Man of the match went to Shaun Williams for his attack and defence in the centres, it is just a shame he hasn’t been available for more games this season. He will be off now for some intensive mirror watching, perhaps if we put various mirrors around the ground, we will see him more often.
At last the season is over, and we all breath a sigh of relief. I liken it to the film ‘Trading Places’, about a down-and-out nobody, who is transformed into a highly successful market trader, as a bet. The Bush Fighter and I had a similar bet. We would take an emotionally unstable, clueless, sociopath and turning him into a strong, strategic leader of men. I said it couldn’t be done, the Princess prophecy wouldn’t allow it, The Bush Fighter was adamant he could pull this off. He lost the bet.
However, he did stick it out, which is more than can be said for our Captain Morgan, so this is for you Princess, you can now have your life back.
---------- An ode to sHambling -----------
So here we are, Shambling’s nightmare comes to an end,
How could we know he’d send us round the bend.
It didn’t take long for him to become a realist,
As he continually pondered over his injury list.
We thank you James, it’s not that you bled,
But for the big wailing wall, and the many tears shed.
You used to bring something, your one asset was speed,
Because of one hurty knee, you couldn’t play, so you’d lead.
Your selection a shambles, and you understood little,
The leadership clueless, and your emotion’s were brittle.

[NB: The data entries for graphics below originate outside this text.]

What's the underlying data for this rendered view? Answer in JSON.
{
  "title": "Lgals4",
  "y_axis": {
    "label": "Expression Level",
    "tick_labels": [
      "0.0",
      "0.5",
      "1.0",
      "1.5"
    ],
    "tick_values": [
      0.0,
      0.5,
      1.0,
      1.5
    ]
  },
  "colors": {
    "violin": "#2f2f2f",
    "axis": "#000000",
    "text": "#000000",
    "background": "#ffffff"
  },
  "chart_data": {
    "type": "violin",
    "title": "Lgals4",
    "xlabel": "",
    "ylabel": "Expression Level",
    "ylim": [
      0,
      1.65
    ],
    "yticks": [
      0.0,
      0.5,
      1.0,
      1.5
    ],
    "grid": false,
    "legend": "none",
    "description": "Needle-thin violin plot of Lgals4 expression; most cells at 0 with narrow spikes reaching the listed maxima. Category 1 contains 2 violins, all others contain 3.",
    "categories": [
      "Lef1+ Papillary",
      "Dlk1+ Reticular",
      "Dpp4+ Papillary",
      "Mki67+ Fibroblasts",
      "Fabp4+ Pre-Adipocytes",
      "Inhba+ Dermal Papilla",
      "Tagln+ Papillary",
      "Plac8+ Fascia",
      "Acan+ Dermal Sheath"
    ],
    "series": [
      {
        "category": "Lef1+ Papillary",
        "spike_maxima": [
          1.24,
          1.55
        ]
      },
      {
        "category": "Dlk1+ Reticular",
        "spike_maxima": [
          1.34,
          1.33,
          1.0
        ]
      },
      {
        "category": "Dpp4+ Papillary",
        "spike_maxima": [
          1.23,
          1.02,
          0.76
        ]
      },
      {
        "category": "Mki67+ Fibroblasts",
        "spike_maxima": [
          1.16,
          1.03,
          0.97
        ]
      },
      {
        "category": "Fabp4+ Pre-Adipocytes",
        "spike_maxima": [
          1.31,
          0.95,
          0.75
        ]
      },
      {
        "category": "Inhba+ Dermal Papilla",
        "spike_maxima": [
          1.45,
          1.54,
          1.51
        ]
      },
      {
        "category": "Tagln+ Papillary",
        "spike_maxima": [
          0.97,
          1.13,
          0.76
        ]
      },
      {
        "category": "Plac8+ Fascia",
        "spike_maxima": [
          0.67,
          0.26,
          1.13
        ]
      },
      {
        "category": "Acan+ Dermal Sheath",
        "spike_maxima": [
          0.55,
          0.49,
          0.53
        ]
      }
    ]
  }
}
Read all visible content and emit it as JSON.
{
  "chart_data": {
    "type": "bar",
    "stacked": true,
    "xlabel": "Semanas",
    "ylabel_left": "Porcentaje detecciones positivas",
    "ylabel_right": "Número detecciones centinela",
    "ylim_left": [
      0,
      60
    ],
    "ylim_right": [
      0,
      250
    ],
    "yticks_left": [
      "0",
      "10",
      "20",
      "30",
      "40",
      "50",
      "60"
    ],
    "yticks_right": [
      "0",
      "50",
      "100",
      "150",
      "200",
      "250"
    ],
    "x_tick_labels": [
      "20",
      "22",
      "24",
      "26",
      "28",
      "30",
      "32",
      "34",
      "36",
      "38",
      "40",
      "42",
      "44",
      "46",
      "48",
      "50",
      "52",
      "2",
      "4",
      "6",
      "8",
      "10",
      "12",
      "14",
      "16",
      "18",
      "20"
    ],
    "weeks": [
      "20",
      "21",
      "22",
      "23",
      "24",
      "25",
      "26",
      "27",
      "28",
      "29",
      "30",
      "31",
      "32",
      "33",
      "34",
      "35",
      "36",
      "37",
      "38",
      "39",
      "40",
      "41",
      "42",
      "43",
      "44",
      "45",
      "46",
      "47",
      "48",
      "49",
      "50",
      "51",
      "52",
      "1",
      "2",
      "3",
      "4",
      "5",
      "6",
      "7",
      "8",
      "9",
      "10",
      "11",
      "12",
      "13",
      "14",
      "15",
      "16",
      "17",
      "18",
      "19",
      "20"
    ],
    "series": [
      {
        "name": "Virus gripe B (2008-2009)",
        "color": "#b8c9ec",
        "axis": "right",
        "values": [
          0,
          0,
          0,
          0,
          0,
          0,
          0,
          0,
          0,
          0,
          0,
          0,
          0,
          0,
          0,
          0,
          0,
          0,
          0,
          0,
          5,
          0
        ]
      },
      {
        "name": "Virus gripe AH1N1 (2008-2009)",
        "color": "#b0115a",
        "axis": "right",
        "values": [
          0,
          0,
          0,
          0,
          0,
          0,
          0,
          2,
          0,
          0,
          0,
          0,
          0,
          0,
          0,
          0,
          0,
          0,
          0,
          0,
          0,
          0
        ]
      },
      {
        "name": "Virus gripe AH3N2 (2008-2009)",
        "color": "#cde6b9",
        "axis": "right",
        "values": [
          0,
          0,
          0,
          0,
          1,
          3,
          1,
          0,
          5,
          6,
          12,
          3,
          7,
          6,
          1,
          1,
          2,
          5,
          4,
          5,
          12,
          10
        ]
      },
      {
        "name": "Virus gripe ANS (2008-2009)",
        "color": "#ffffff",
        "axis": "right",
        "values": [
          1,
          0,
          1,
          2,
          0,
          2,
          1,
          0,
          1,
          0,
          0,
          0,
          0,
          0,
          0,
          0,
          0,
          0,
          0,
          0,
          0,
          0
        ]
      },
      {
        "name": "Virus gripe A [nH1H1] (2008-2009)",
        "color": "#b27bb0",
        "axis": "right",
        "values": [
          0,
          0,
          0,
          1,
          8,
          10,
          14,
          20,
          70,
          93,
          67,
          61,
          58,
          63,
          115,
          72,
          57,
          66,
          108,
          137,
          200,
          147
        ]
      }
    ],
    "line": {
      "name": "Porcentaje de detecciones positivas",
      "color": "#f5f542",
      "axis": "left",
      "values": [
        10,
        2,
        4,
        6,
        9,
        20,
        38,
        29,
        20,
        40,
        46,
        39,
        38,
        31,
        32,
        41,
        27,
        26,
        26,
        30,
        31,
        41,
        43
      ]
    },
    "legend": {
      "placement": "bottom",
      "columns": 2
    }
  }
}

It was all about winning, and picking only the best,
Not sticking to the faithful, your moral compass went West.
At home with good numbers, against poor Didsbury Toc,
You ditched your second’s players, and the firsts ran amok.
But taking only twelve players, great distances you roam,
Like the orphan Mark Dobie, he never knew home.
Shameful and shameless, you made sHambling your name,
The Piper called Hamling, who leads them away from the game.
The Buckles and Orr’s, losing them was so easy,
Just like shooting the fish of poor little blind Stevie.
It’s not for any good deeds, for what you’ll be known,
Just one little season, and the seed that you’ve sown.
We thank you again, for taking the two’s down,
You’ll always be remembered, as the two’s captain clown.